Ballim was speaking at the annual Standard Bank overview of the economy, this year titled The Economy in 2006.
Interestingly, Ballim expects this to happen despite a moderate slowdown in global economic fortunes that he says will be precipitated by a tightening in monetary policy and consequent lower levels of global liquidity.
"The world economy is entering a global monetary transition that will see incremental monetary policy tightening resulting in reduced global liquidity," Ballim says.
Ballim says the credit spread between European and US interest rates could begin to narrow, with the European Central Bank hiking interest rates in the coming year.
US rates remain steady
He also believes US rates will remain relatively steady with a slight upward bias thanks to continued inflationary wariness on the part of the US Federal Reserve.
"The ECB is only beginning to tighten and therefore the allure of spread [between US and EU interest rates] is disappearing," says Ballim.
"As a result one would expect to see a mildly weakening trend in the dollar this year. Because of this transition yield curves will flatten resulting in softer global economic growth."
Nevertheless, Ballim feels the impact of this will be relatively benign with the world economy still forecast to grow at around 4%.

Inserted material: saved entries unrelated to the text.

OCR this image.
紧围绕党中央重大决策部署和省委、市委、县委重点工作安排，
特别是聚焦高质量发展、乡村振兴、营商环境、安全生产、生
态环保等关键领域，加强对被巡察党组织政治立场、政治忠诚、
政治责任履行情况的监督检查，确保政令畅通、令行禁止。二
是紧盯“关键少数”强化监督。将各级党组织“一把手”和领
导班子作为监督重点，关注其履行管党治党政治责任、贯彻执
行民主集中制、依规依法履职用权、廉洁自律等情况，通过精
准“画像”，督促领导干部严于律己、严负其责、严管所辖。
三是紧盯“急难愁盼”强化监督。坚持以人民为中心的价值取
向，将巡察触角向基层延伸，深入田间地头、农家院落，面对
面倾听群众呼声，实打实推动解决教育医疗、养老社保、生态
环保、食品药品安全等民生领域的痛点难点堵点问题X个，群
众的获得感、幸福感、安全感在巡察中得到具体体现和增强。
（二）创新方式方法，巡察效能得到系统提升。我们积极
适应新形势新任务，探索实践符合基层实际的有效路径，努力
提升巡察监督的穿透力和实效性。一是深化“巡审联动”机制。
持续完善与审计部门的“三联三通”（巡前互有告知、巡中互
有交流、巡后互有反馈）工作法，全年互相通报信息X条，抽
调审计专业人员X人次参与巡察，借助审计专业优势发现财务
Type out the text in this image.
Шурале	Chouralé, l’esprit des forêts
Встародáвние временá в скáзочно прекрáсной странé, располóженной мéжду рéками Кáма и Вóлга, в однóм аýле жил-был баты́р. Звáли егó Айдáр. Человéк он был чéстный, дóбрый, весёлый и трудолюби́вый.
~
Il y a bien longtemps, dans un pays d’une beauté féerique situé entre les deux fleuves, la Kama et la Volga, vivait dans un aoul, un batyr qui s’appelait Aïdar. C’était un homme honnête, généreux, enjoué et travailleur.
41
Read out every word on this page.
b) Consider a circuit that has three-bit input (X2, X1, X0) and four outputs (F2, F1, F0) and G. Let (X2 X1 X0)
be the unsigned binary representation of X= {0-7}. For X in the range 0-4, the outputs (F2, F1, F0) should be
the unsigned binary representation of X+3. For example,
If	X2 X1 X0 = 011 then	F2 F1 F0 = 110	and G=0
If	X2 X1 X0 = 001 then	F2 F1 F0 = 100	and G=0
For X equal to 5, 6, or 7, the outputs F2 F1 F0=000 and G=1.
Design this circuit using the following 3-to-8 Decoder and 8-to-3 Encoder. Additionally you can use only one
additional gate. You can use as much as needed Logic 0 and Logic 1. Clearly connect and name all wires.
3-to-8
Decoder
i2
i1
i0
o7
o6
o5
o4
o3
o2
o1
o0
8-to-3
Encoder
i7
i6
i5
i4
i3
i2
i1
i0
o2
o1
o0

Ballim also feels the SA economy will remain on a relatively robust growth path with economic growth for 2006 forecast to come in at 4.9%.
Growth in black community
Ballim feels that although the impetus behind SA's consumer driven economic growth will slow somewhat in 2006, it will still be sustained by relatively healthy real income growth of 3% and continued income growth in the black community.
Ballim also forecasts a 5% increase in the amounts allocated to social grants by Finance Minister Trevor Manuel thanks to a projected R40bn revenue overrun.
"Although these grants accrue to the most vulnerable in society they do have a very high propensity to spend," he says.
On the commodity front, Ballim says the market should remain firm but with slower growth than that experienced in 2005.
"The outlook for resources cannot be as lively as it has been and therefore in the latter half of the 2006 the rand will endure some weakness."
However, the local currency is still forecast to stay at an average level of about R6.37/US$ in 2006 while maintaining a relatively steady level of R11.43/£ and R7.83/€.
Not continue indefinitely
Despite the moderate squeeze on global liquidity, Ballim said he did not foresee a sharp reduction in the foreign appetite for local equity, although he did say that the record-breaking levels seen in recent times could not continue indefinitely.
Nevertheless he still forecast enough of an influx in equity buying to keep the local bourse ticking over at a persistently healthy rate.
Ballim did stress however, that his forecast was a "baseline assessment" that did not include the threat of certain exogenous risk factors such as another oil price shock, a crash in the US housing market or a marked slowdown in the Chinese economy.
Barring these external shocks though, Ballim was confident that 2006 would be another buoyant economic year with the local economy enjoying particular upside potential.